People who have suffered major traumatic events may develop a syndrome known as post-traumatic stress disorder. This condition is characterised by intrusive, distressing re-experiencing of the event in thoughts and dreams. These anxiety symptoms are liable to pose considerable restrictions on one's lifestyle, and must therefore be taken seriously. Although spontaneous recovery may occur after only a few months, in some patients the disorder may become chronic.
A commentary in the Lancet for October 23 makes the point that, unlike chronic stress and depressive states, post-traumatic depression is accompanied by decreased circulating cortisol concentrations, increased sensitivity of the glucocorticoid receptor, and negative feedback to low doses of dexamethasone. As regards treatment of the condition, psychological therapies are in general more effective than pharmacological treatment. The most effective are behaviour therapy and eye-movement desensitisation and reprocessing. Drug treatment is, however, easier to administer and less demanding on the patient, but requires further assessment. The two types of treatment may be applied in conjunction.

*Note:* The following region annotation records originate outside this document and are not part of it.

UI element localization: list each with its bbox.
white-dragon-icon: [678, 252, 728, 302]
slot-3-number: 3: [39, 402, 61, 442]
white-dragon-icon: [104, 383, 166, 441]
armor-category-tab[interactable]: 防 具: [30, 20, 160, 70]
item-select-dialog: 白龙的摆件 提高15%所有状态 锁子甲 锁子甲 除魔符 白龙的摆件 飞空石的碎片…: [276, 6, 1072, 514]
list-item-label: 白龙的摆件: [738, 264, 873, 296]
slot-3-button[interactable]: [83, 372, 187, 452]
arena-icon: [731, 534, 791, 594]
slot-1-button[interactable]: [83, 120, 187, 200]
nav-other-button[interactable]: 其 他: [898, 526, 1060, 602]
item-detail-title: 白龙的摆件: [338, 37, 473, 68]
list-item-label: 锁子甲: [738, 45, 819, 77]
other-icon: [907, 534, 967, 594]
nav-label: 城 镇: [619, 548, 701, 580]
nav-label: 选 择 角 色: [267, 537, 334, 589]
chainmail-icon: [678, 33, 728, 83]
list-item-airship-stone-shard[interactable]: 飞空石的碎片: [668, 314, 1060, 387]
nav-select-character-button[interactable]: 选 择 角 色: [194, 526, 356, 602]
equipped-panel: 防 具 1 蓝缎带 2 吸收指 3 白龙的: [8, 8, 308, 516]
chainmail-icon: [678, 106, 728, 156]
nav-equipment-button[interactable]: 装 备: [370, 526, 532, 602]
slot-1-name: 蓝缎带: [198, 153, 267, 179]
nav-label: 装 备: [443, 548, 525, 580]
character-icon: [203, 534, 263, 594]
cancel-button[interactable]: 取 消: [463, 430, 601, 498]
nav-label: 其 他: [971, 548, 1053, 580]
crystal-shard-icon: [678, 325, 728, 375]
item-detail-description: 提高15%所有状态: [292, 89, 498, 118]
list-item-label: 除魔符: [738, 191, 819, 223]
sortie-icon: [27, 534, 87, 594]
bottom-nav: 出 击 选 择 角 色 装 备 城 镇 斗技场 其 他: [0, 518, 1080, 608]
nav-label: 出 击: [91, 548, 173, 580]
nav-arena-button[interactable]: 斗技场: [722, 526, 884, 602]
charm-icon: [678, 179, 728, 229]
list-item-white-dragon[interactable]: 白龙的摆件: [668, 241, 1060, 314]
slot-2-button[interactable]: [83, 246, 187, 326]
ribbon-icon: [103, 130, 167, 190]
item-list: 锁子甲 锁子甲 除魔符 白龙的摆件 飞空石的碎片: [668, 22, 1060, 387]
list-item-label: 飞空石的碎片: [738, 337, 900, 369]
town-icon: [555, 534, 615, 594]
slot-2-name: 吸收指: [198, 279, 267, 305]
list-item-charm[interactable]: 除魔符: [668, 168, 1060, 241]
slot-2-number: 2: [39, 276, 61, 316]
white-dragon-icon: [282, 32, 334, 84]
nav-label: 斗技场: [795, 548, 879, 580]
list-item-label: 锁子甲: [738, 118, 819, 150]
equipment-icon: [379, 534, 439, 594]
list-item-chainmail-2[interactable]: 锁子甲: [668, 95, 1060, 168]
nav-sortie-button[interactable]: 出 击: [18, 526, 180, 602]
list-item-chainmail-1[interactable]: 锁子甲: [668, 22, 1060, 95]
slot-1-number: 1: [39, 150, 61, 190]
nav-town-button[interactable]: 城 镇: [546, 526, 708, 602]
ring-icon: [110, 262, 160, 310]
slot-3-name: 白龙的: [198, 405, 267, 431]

Antidepressant drugs offer the most promising pharmacological approach. Fluoxetine has proved effective. Generally, the first-line treatment agents are the selective serotonin-reuptake inhibitors. In second place come tricyclic antidepressants or monoamine oxidase inhibitors. Experts have advocated the use of nefazodone, a serotonin receptor blocker, or venlafaxine, which blocks uptake of serotonin and noradrenaline.
Benzodiazepines are not recommended, since they carry a distinct risk of inducing dependence, and patients offer considerable resistance to allowing them to be withdrawn.